Word problem with growth rates.

Question

I have this word problem involving growth rates. Mind checking my work?

A bacteria culture initially contains $100$ cells and grows at a rate proportional to its size. After an hour the population has increased to $420$.

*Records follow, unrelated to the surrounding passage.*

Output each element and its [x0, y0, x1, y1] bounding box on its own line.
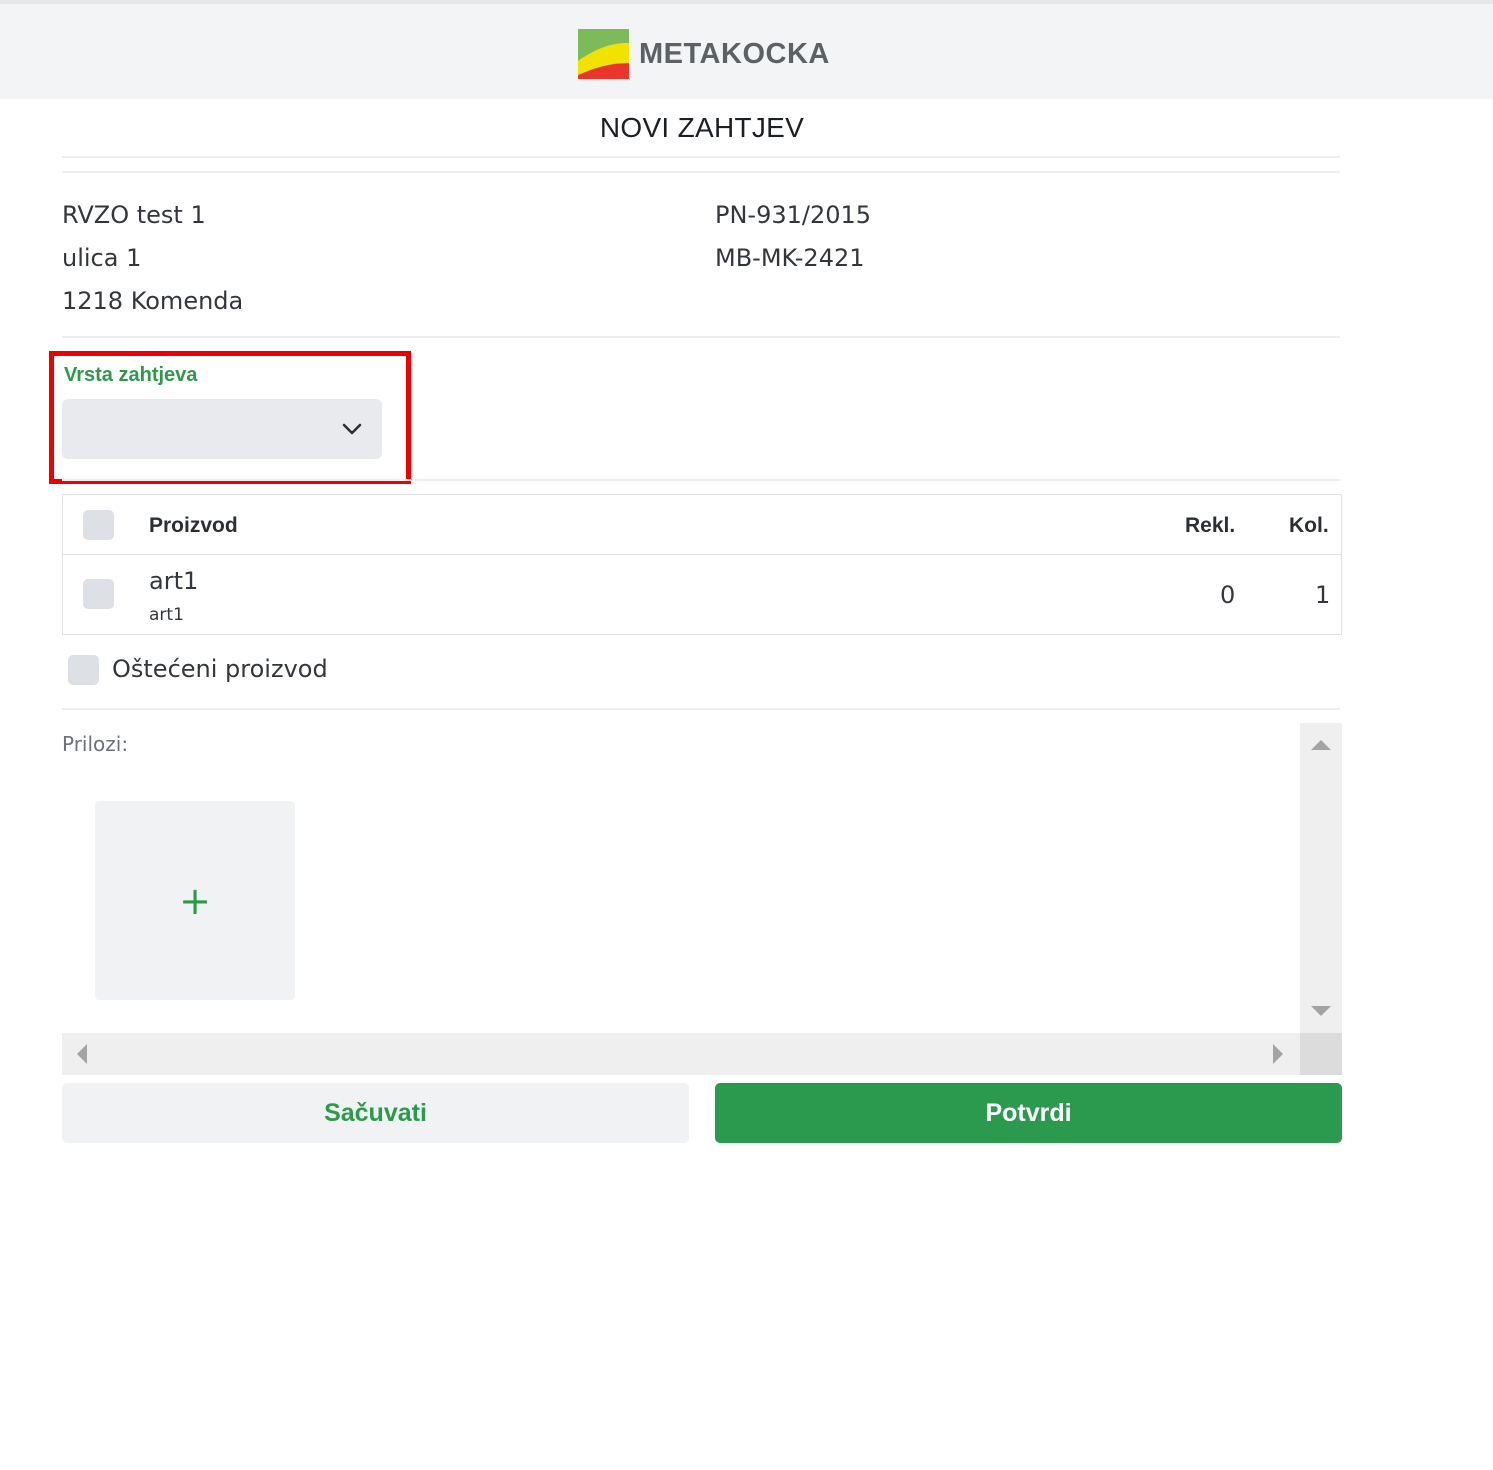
products-table: Proizvod Rekl. Kol. art1 art1 0 1	[62, 494, 1342, 635]
attachments-panel: Prilozi: +	[62, 723, 1342, 1075]
customer-info: RVZO test 1 ulica 1 1218 Komenda	[62, 194, 243, 323]
page-title: NOVI ZAHTJEV	[599, 112, 805, 143]
claimed-value: 0	[1220, 581, 1236, 609]
plus-icon: +	[179, 878, 211, 923]
logo-icon	[578, 29, 629, 79]
divider	[62, 171, 1340, 173]
document-code: MB-MK-2421	[715, 244, 865, 272]
scrollbar-corner	[1300, 1033, 1342, 1075]
damaged-product-label: Oštećeni proizvod	[112, 655, 328, 683]
table-row[interactable]: art1 art1 0 1	[63, 555, 1341, 634]
product-code: art1	[149, 605, 184, 625]
scroll-down-icon[interactable]	[1311, 1006, 1331, 1016]
metakocka-logo[interactable]: METAKOCKA	[578, 28, 830, 80]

(a) Find an expression for the number of bacteria after $t$ hours.
(b) Find the number of bacteria after $3$ hours.
(c) Find the rate of growth after $3$ hours.
(d) When will the population reach $10,000$?

So...

a) $P(0) = 100$ and $P(1) = 420$

$$P(t) = 100 \cdot e^{kt}$$ $$e^k = 4.2$$ $$k = \ln(4.2)$$ So model is: $$P(t) = 100 \cdot e^{\ln(4.2) \cdot t}$$

Is this right?

b) $p(3) = 100 \cdot e^{\ln(4.2) \cdot 3} = 7408.8$

c) What is the derivative at $p(3)$? Having trouble with c and d here. I assume for c I can just do

$$7408.8 \cdot 4.2$$ because I guess this is the definition? But why?

Answer 1

Note that

$$P(t) = 100 \cdot e^{ln(4.2) \cdot t}\implies P'(t) = 100 \cdot e^{ln(4.2) \cdot t}\cdot \ln4.2=k\cdot P(t)$$

thus

$$P'(3) = 100 \cdot e^{ln(4.2) \cdot 3}\cdot \ln4.2$$

indeed the following derivative rule applies

$$f(t)=e^{g(t)}\implies f'(t)=e^{g(t)}\cdot g'(t)$$

Answer 2

You were able to turn the question 1. into the correct formula $$p(t)=100\cdot e^{kt}$$ in a snap of fingers, don't try to tell me you have problems with (c).

The derivative of the above is $p'(t)=k\cdot p(t)$ because that was the requirement remember:

grows at a rate proportional to its size

Threfore you don't multiply $p(3)$ by $4.2$ but by $k=\ln(4.2)$ to get the growth rate.